When testifying in her trial in Russia, Griner said how it had helped her recover from an injury hell.

“There are injuries that I’ve had over the long career of basketball, from my spine to no cartilage in my knee, and I was in a wheelchair for four months,” she said.

“I broke my ankle and I also sprained my knee really bad. So, I was wheelchair-bound.

“The benefits from medical cannabis definitely outweigh the painkillers that they prescribe.

“The painkillers have really bad side effects. With medical cannabis, there are honestly no side effects that harm you.”

CBD oil’s anti-inflammatory properties help athletes ease the pain from injuries or day-to-day training.

Many have credited it to helping them get over chronic pain from recurring injuries, and it has neuroprotective qualities that defend the nervous system against both short-term and long-term damage.

What have other athletes said about using medical cannabis?

While there’s still research going into its long-term effects, athletes have pointed out the mental health problems with some painkillers.
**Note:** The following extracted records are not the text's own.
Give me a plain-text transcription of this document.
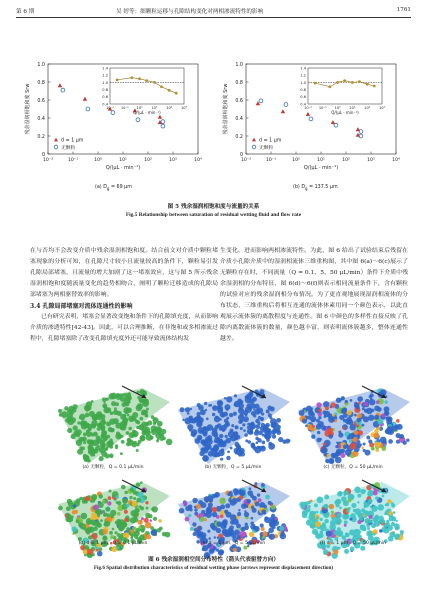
第 6 期	吴 婷等：细颗粒运移与孔隙结构变化对两相渗流特性的影响	1761
0
0.2
0.4
0.6
0.8
1.0
10⁻²	10⁻¹	10⁰	10¹	10²	10³	10⁴
Q/(μL · min⁻¹)
残余湿润相饱和度 Srw
d = 1 μm
无颗粒
0.4
0.6
0.8
1.0
1.2
1.4
10⁻² 10⁻¹ 10⁰ 10¹ 10² 10³
Q/(μL · min⁻¹)
0
0.2
0.4
0.6
0.8
1.0
10⁻²	10⁻¹	10⁰	10¹	10²	10³	10⁴
Q/(μL · min⁻¹)
残余湿润相饱和度 Srw
d = 1 μm
无颗粒
0.4
0.6
0.8
1.0
1.2
1.4
10⁻² 10⁻¹ 10⁰ 10¹ 10² 10³
Q/(μL · min⁻¹)
(a) $D_g = 69$ μm	(b) $D_g = 137.5$ μm
图 5 残余湿润相饱和度与流量的关系
Fig.5 Relationship between saturation of residual wetting fluid and flow rate

在与否均不会改变介质中残余湿润相饱和度。结合前文对介质中颗粒堵塞现象的分析可知，在孔隙尺寸较小且流量较高的条件下，颗粒易引发孔隙局部堵塞，且流量的增大加剧了这一堵塞效应，这与图 5 所示残余湿润相饱和度随流量变化的趋势相吻合，阐明了颗粒迁移造成的孔隙局部堵塞为两相驱替效率的影响。

3.4 孔隙局部堵塞对流体连通性的影响

已有研究表明，堵塞会显著改变饱和条件下的孔隙填充度，从而影响介质的渗透特性[42-43]。因此，可以合理推断，在非饱和或多相渗流过程中，孔隙堵塞除了改变孔隙填充度外还可能导致流体结构发

生变化，进而影响两相渗流特性。为此，图 6 给出了试验结束后残留在介质小孔隙介质中的湿润相流体三维重构图，其中图 6(a)～6(c)展示了无颗粒存在时，不同流量（Q = 0.1、5、50 μL/min）条件下介质中残余湿润相的分布特征，图 6(d)～6(f)则表示相同流量条件下，含有颗粒的试验对应的残余湿润相分布情况。为了更直观地展现湿润相流体的分布状态，三维重构后将相互连通的流体体素用同一个颜色表示，以此直观展示流体簇的离散程度与连通性。图 6 中颜色的多样性直接反映了孔隙内离散流体簇的数量，颜色越丰富，则表明流体簇越多，整体连通性越差。

(a) 无颗粒，Q = 0.1 μL/min	(b) 无颗粒，Q = 5 μL/min	(c) 无颗粒，Q = 50 μL/min
(d) d = 1 μm，Q = 0.1 μL/min	(e) d = 1 μm，Q = 5 μL/min	(f) d = 1 μm，Q = 50 μL/min
图 6 残余湿润相空间分布特性（箭头代表驱替方向）
Fig.6 Spatial distribution characteristics of residual wetting phase (arrows represent displacement direction)
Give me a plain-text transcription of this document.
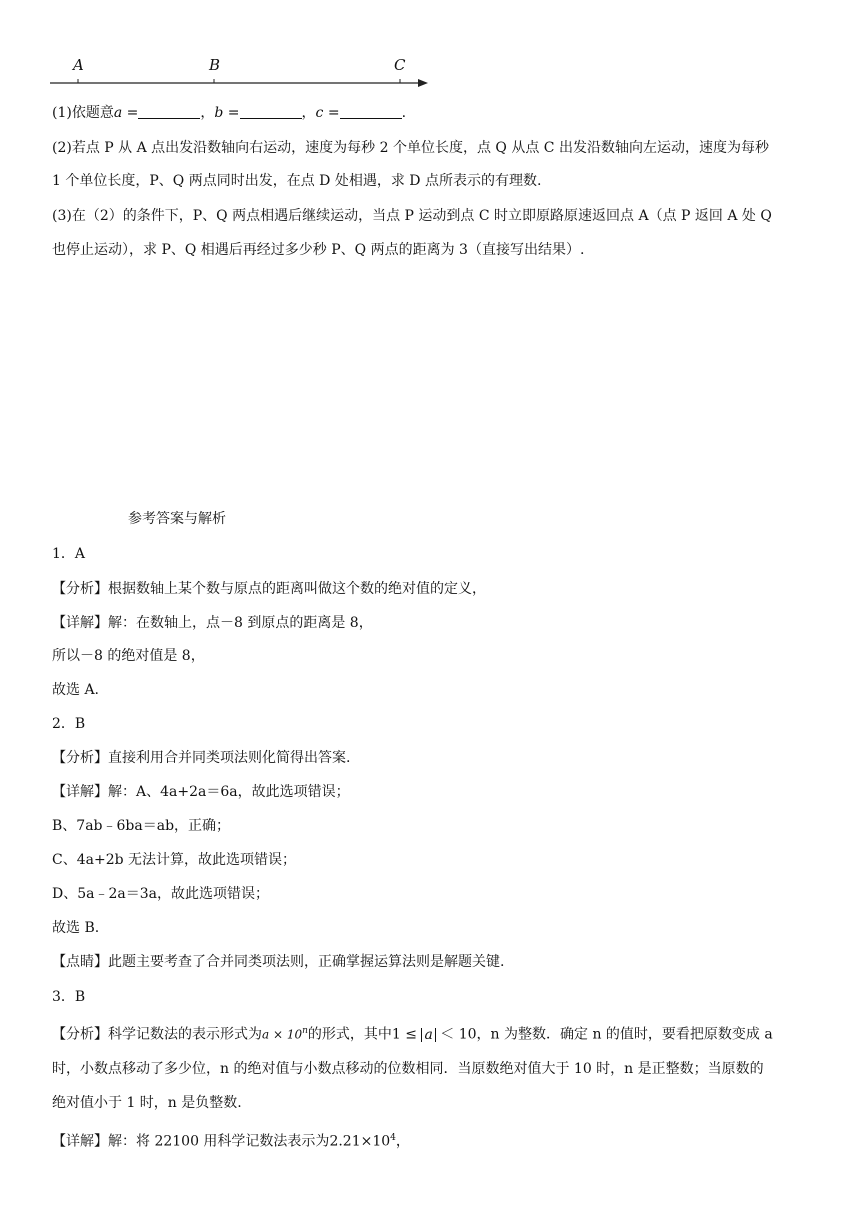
A	B	C
(1)依题意a =	，b =	，c =	.
(2)若点 P 从 A 点出发沿数轴向右运动，速度为每秒 2 个单位长度，点 Q 从点 C 出发沿数轴向左运动，速度为每秒
1 个单位长度，P、Q 两点同时出发，在点 D 处相遇，求 D 点所表示的有理数.
(3)在（2）的条件下，P、Q 两点相遇后继续运动，当点 P 运动到点 C 时立即原路原速返回点 A（点 P 返回 A 处 Q
也停止运动），求 P、Q 相遇后再经过多少秒 P、Q 两点的距离为 3（直接写出结果）.
参考答案与解析
1．A
【分析】根据数轴上某个数与原点的距离叫做这个数的绝对值的定义，
【详解】解：在数轴上，点－8 到原点的距离是 8，
所以－8 的绝对值是 8，
故选 A.
2．B
【分析】直接利用合并同类项法则化简得出答案.
【详解】解：A、4a+2a＝6a，故此选项错误；
B、7ab﹣6ba＝ab，正确；
C、4a+2b 无法计算，故此选项错误；
D、5a﹣2a＝3a，故此选项错误；
故选 B.
【点睛】此题主要考查了合并同类项法则，正确掌握运算法则是解题关键.
3．B
【分析】科学记数法的表示形式为$a \times 10^n$的形式，其中1 ≤ a ＜ 10，n 为整数．确定 n 的值时，要看把原数变成 a
时，小数点移动了多少位，n 的绝对值与小数点移动的位数相同．当原数绝对值大于 10 时，n 是正整数；当原数的
绝对值小于 1 时，n 是负整数.
【详解】解：将 22100 用科学记数法表示为$2.21\times 10^4$，
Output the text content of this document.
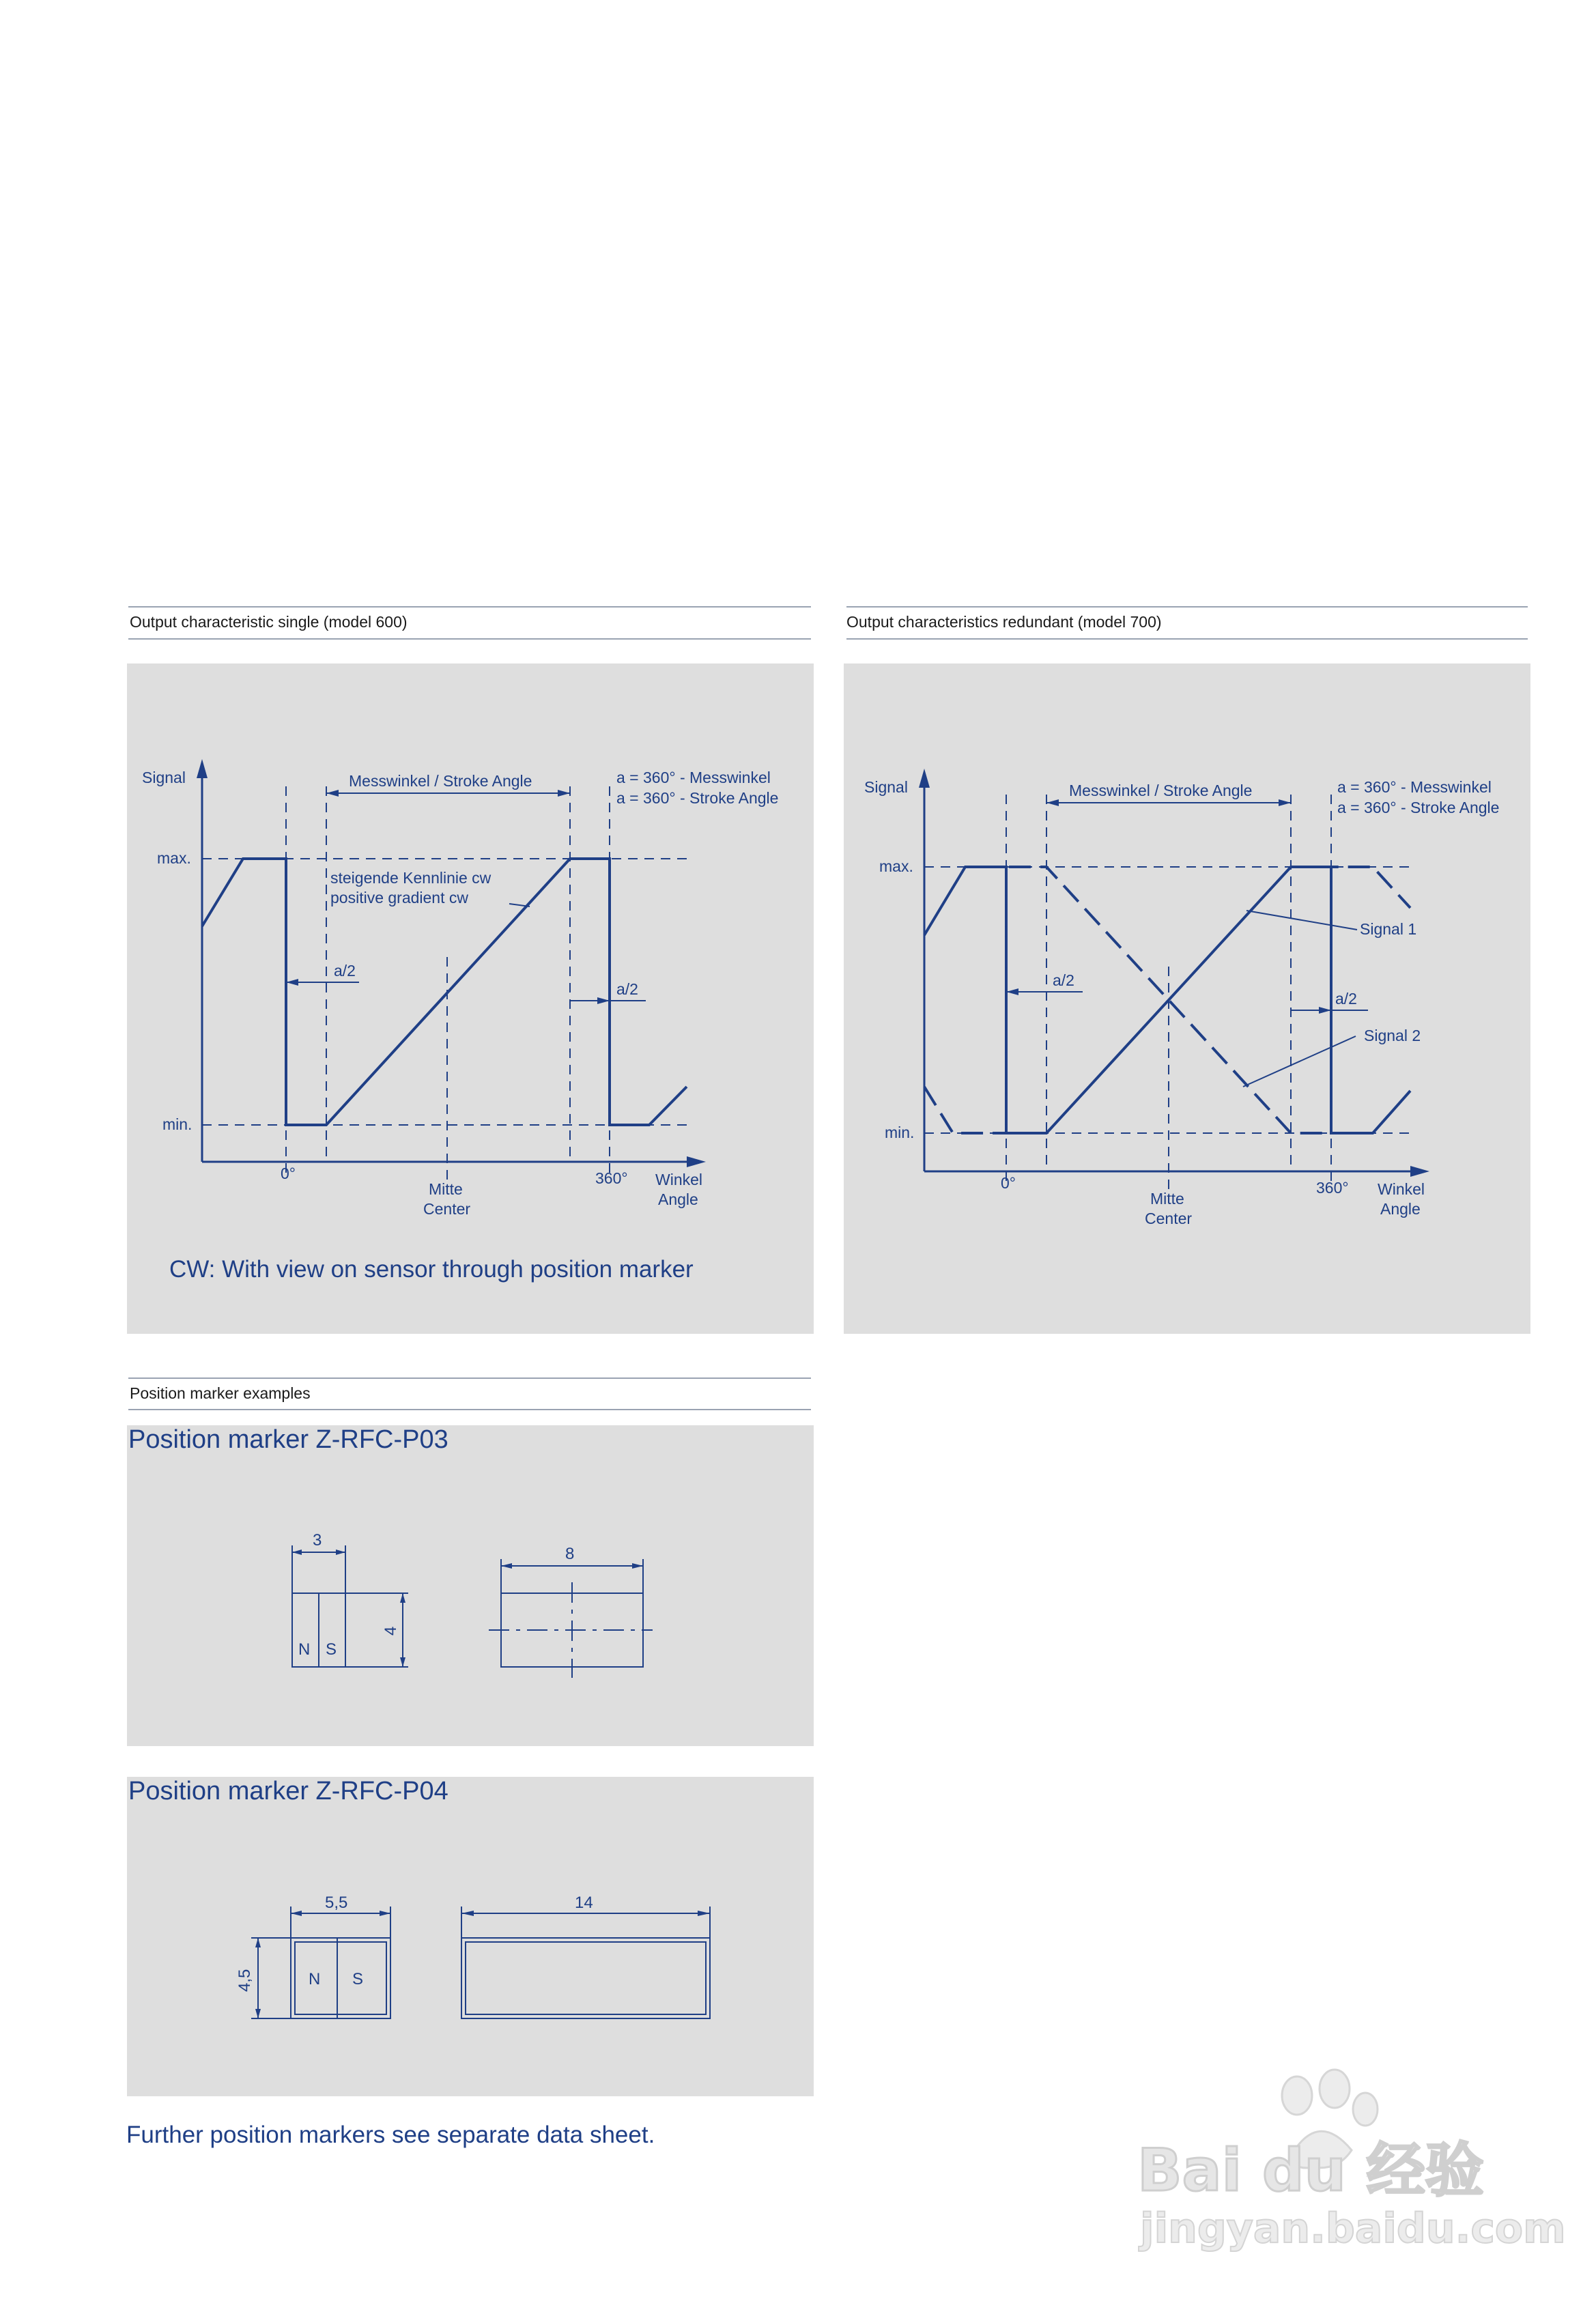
Output characteristic single (model 600)
Signal
max.
min.
Messwinkel / Stroke Angle	a = 360° - Messwinkel
a = 360° - Stroke Angle
steigende Kennlinie cw
positive gradient cw
a/2
a/2
0°	360°
Mitte
Center
Winkel
Angle
CW: With view on sensor through position marker
Output characteristics redundant (model 700)
Signal
max.
min.
Messwinkel / Stroke Angle	a = 360° - Messwinkel
a = 360° - Stroke Angle
Signal 1
Signal 2
a/2
a/2
0°	360°
Mitte
Center
Winkel
Angle
Position marker examples
Position marker Z-RFC-P03
3
8
4
N S
Position marker Z-RFC-P04
5,5	14
4,5	N S
Further position markers see separate data sheet.
Bai du 经验
jingyan.baidu.com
Meanwhile, the NBA stopped testing for medical cannabis in 2020, while the NFL, MLB and NHL all allow its use with various limitations in place.

“85 percent of the players in the NBA smoke or use some type of cannabis” Philadelphia 76ers legend Allen Iverson told GQ in October 2021.

“It’s a safe and alternative way to deal with s**t.

“Yes, we are supermen. We do make a lot of money, but we have a lot of stress and s**t on our plate constantly.”

Meanwhile, Brooklyn NetsKevin Durant has partnered with a tech company Weedmaps, which directs users to their closest marijuana dispensaries.

However, he wouldn’t comment on whether he used the substances.

“I think it’s far past time to address the stigmas around cannabis that still exist in the sports world as well as globally,” Durant told ESPN.

In England, various cases of extreme epilepsy are treatable by CBD and this has brought it into the public spotlight and forced rules to be relaxed about its use in everyday life.